CHAPTER 11

398 41 9
                                    

Prangg..

Perkataan Revano terhenti karena suara gelas pecah dari seseorang yang kini menatapnya terkejut, seolah dia sedang melihat hantu.

"Bi... Bintang.."

Nextt

"Bi.. Bintang..." orang itu langsung menghambur kepelukan Revano. Mulutnya tak berhenti mengucapkan nama Bintang juga dengan isakannya yang pilu.

Revano sendiri mematung di dekapan orang yang kini tengah terisak di pelukannya. Entah mengapa hatinya menghangat mendengar suara orang itu.

"ma..maaaf sepertinya ada salah orang. Saya bukan Bintang, nama saya Revano" orang yang tadi memeluknya segera melepaskannya lalu menatap dengan lamat wajah Revano. Sementara itu anak pak Karta hanya menatap mereka bingung.

"enggak mungkin. Bibi yakin ini pasti den Bintang. Aden gak ingat sama bibi, ini bi Lasmi den.." ucap orang itu yang tak lain adalah Bi lasmi.

"ta..tapi saya beneran gak kenal sama ibu. Saya beneran bukan Bintang" ucap Revano yang kini merasa menyesal menatap wanita itu bertambah menangis dengan keras sambil terus menyebut nama Bintang.

Kerinduanya terhadap majikan kecilnya membuatnya hampir putus asa. Bagaimanapun juga ia yang merawatnya sedari kecil. Bi Lasmi juga tahu betul orang di depannya adalah Bintang.

Tapi bagaimana bisa, setaunya Bintang tidak mempunyai kembaran. Lalu orang di depannya ini siapa. Kenapa pelukannya sama hangatnya dengan pelukan Bintang.

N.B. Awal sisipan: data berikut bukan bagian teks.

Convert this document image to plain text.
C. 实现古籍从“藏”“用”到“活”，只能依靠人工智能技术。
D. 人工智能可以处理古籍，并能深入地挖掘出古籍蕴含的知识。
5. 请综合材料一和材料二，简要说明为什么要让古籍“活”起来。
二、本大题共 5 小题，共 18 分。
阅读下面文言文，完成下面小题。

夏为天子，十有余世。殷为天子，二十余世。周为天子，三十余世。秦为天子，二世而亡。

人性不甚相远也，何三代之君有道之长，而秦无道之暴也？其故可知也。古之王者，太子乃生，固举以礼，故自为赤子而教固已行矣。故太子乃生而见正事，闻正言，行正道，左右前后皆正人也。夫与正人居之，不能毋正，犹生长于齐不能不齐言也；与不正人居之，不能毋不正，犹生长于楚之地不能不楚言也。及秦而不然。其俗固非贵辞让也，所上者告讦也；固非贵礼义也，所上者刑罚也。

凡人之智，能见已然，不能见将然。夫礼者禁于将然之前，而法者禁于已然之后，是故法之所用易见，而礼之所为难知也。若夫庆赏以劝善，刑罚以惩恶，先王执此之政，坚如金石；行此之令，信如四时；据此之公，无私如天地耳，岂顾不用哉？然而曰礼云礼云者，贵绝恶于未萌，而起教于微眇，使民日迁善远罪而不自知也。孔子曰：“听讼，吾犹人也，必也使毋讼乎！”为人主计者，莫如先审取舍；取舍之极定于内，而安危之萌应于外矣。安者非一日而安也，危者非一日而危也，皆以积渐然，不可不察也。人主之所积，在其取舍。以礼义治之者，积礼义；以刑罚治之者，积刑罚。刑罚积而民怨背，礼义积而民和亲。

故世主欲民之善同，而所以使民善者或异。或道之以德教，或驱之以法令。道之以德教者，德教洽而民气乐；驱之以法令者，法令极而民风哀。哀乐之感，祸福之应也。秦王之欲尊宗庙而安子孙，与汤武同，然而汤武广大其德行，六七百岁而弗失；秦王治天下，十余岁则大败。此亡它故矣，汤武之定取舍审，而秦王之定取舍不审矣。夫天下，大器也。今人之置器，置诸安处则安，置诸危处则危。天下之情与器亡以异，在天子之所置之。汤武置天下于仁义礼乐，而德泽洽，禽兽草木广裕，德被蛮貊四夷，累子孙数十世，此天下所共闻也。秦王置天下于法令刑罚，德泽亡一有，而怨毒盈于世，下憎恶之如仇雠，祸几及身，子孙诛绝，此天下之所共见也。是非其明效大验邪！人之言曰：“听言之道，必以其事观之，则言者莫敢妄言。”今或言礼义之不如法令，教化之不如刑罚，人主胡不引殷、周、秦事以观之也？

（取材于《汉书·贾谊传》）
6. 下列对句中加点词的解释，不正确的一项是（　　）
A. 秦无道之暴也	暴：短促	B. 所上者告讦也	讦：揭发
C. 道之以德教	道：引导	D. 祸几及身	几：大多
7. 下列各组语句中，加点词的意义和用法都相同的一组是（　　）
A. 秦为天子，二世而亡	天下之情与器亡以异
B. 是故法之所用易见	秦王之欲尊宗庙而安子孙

Revano meraih tubuh bergetar itu kembali kepelukannya. Ia juga tidak tahu kenapa ia melakukannya, Revano hanya refleks melakukannya. Melihat wanita itu menangis entah kenapa membuat hatinya sakit.

"jangan menangis lagi, siapapun yang ibu rindukan pasti tidak ingin melihat ibu menangis seperti ini" perkataan Revano sukses membuat Bi Lasmi kembali terisak. Perlakuannya juga sama seperti Bintang.

Nyaman. Satu kata yang menggambarkan hati Revano sekarang ini. Sesuatu yang belum pernah ia rasakan selama ini.

Setelah sedikit lebih tenang Revano menuntun Bi Lasmi ke salah satu kursi yang ada di ruangan itu lalu mendudukannnya di kursi itu.

"minum ini dulu buk.." anak pak Karta yang ternyata bernama Akbar itu menyodorkan segelas air minum ke arah Bi Lasmi yang langsung meminumnya. Pak Karta sendiri juga keluar dari kamarnya karena mendengar suara tangisan istrinya. Yah, bi Lasmi adalah istrinya pak Karta.

"kalau boleh saya tahu, kenapa ibu memanggil saya dengan sebutan Bintang..?" tanya Revano.

Menurutnya nama Bintang teramatlah terasa familiar. Revano sendiri merasa lebih nyaman jika di panggil Bintang daripada Revano.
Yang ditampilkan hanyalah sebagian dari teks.